Kirby Neurobiology Center, Boston Children's Hospital and Department of Neurobiology, Harvard Medical School, Boston, MA 02115, USA.
Pharmacol Res. 2018 May;131:224-230. doi: 10.1016/j.phrs.2018.02.008. Epub 2018 Feb 15.
Immune cells have a known role in pronociception, since they release a myriad of inflammatory algogens which interact with neurons to facilitate pain signaling. However, these cells also produce endogenous opioid peptides with analgesic potential. The sigma-1 receptor is a ligand-operated chaperone that modulates neurotransmission by interacting with multiple protein partners, including the μ-opioid receptor. We recently found that sigma-1 antagonists are able to induce opioid analgesia by enhancing the action of endogenous opioid peptides of immune origin during inflammation. This opioid analgesia is seen only at the inflamed site, where immune cells naturally accumulate. In this article we review the difficulties of targeting the opioid system for selective pain relief, and discuss the dual role of immune cells in pain and analgesia. Our discussion creates perspectives for possible novel therapeutic uses of sigma-1 antagonists as agents able to maximize the analgesic potential of the immune system.

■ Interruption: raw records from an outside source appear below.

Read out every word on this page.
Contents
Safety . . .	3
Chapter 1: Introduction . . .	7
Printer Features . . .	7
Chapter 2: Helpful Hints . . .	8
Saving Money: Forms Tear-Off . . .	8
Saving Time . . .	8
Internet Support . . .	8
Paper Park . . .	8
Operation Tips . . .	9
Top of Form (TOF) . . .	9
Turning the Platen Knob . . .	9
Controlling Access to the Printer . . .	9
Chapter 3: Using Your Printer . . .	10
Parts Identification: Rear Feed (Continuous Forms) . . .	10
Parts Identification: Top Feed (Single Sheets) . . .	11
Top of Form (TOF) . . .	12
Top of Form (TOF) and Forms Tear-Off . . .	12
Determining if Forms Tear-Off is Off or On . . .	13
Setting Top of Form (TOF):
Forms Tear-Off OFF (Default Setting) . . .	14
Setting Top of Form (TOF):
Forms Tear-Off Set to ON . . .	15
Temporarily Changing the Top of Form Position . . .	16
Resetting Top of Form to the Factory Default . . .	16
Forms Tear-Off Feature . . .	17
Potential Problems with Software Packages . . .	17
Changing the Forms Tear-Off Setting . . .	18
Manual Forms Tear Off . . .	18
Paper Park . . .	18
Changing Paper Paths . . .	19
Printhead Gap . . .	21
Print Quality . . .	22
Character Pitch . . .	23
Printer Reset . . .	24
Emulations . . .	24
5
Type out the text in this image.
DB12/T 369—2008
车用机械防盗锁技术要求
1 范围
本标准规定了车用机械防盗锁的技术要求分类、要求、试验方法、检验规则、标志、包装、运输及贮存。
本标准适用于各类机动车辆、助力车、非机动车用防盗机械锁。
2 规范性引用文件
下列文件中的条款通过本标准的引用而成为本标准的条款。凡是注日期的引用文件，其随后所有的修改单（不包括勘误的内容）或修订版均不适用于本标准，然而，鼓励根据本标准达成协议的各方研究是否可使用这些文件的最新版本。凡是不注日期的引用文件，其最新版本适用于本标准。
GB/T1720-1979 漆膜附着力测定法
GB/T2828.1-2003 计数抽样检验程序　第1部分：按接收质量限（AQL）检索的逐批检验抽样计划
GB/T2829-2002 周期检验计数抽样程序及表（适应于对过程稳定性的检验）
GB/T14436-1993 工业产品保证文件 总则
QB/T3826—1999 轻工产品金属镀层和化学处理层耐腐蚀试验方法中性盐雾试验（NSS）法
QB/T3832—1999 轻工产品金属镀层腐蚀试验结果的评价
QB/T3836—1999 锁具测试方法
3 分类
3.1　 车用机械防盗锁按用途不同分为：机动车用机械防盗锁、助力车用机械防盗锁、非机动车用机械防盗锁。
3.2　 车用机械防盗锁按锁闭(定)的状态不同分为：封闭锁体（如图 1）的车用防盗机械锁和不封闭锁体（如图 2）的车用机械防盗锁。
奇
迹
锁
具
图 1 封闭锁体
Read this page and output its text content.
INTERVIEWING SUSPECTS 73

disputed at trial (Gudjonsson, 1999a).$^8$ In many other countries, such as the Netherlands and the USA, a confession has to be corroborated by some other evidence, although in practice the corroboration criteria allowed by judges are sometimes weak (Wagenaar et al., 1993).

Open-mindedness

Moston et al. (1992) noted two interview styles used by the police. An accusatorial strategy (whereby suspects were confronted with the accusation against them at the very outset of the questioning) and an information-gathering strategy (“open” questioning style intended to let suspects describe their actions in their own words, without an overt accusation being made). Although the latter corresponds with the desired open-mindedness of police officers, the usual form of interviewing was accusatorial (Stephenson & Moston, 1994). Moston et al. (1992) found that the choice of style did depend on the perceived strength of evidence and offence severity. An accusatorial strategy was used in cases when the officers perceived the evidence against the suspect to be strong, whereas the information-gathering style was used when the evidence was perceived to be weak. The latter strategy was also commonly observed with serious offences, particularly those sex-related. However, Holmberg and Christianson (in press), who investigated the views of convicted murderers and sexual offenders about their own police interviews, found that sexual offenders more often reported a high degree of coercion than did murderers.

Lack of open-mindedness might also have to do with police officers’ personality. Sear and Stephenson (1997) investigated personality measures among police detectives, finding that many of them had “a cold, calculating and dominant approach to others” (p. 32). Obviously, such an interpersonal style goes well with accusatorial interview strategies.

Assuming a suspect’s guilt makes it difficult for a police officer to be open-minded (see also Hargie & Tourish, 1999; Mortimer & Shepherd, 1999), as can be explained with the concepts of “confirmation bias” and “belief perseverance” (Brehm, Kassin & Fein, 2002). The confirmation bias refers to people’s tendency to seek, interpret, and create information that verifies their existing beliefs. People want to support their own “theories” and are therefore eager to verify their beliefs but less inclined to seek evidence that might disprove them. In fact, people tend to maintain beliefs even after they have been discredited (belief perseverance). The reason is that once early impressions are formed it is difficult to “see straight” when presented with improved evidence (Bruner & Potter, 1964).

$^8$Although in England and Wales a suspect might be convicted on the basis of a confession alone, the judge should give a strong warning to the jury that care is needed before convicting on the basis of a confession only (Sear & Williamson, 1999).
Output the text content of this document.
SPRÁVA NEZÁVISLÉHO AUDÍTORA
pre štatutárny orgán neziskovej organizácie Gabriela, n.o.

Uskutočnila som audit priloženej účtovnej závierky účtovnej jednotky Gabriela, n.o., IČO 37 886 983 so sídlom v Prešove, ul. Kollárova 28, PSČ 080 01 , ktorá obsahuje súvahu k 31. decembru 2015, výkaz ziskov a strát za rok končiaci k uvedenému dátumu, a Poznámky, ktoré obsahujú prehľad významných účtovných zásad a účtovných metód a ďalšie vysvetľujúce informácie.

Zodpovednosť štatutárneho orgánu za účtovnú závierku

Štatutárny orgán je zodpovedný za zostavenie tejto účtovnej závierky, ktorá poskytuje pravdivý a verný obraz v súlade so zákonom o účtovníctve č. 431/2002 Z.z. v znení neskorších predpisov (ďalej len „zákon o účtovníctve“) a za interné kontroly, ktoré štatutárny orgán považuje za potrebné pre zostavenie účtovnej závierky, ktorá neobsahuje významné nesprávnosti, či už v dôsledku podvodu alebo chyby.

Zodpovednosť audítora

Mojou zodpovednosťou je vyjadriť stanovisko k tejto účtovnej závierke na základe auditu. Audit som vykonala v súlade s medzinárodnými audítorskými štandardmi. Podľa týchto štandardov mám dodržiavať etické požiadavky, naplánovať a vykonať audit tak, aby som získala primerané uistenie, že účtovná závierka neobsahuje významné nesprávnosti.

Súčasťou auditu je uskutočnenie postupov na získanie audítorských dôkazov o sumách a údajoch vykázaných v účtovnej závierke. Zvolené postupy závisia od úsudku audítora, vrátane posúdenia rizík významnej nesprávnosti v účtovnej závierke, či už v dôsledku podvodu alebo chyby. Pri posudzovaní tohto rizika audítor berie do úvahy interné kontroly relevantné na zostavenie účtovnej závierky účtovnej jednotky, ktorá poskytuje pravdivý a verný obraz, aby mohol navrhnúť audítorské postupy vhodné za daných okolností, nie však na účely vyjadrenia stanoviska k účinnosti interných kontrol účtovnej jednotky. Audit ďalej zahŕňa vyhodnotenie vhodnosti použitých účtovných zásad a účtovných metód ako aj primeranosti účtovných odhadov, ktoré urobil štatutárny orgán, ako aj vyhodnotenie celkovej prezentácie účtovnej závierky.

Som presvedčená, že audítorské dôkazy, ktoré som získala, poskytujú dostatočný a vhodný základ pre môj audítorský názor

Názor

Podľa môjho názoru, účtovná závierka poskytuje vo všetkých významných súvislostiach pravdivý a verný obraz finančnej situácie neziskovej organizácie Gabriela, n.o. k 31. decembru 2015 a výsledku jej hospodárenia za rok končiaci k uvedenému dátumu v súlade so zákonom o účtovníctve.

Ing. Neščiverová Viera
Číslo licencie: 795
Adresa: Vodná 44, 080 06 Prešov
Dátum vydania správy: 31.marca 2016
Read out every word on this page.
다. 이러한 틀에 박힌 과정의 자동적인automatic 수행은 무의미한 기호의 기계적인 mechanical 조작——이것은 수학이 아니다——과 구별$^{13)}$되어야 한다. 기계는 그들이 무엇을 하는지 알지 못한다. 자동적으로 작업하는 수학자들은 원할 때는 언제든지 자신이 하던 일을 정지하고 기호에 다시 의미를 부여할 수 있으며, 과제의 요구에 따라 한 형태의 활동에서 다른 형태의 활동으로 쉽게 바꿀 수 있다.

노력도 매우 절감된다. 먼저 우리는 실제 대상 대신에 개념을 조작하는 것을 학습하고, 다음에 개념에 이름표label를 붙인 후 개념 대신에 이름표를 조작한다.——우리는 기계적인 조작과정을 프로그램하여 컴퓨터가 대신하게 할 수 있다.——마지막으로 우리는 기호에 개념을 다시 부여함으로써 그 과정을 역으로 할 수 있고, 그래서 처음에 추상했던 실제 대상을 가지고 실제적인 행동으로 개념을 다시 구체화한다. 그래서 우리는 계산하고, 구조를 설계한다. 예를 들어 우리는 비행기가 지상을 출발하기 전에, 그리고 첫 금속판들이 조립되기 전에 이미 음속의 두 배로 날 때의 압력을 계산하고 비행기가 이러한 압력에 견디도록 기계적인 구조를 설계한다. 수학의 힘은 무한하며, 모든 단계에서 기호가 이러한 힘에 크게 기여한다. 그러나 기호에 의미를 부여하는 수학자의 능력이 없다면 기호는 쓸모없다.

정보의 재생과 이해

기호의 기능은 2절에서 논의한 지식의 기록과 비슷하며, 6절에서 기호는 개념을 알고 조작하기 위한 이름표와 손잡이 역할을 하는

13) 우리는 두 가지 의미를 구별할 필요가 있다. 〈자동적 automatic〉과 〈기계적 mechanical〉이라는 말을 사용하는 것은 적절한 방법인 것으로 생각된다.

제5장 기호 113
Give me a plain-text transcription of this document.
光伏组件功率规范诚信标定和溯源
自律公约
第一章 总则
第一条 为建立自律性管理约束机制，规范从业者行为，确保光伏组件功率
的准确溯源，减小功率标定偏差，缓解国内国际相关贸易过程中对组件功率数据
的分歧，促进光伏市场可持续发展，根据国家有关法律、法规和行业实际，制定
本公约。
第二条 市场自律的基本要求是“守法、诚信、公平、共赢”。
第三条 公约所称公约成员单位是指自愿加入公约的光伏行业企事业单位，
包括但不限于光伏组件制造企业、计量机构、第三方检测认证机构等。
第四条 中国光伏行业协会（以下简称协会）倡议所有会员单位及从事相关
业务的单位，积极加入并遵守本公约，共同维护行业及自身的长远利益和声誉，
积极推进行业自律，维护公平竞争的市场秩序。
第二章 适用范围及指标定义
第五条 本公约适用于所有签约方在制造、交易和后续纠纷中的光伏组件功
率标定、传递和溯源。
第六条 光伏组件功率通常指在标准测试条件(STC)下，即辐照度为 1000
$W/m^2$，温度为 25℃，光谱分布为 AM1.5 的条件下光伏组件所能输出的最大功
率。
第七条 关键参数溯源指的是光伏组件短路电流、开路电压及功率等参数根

免疫细胞在伤害感受中起已知作用,因为它们释放出无数的炎症致痛原,与神经元相互作用以促进疼痛信号传导。然而,这些细胞也产生具有镇痛潜力的内源性阿片肽。σ-1 受体是一种配体操纵的伴侣蛋白,通过与包括 μ-阿片受体在内的多种蛋白伴侣相互作用来调节神经递质传递。我们最近发现,σ-1 拮抗剂能够通过在炎症过程中增强免疫源性内源性阿片肽的作用来诱导阿片类镇痛。这种阿片类镇痛仅在炎症部位出现,免疫细胞自然聚集在该部位。本文综述了靶向阿片系统以实现选择性镇痛的困难,并讨论了免疫细胞在疼痛和镇痛中的双重作用。我们的讨论为 σ-1 拮抗剂作为能够最大限度地发挥免疫系统镇痛潜力的药物的可能新的治疗用途创造了前景。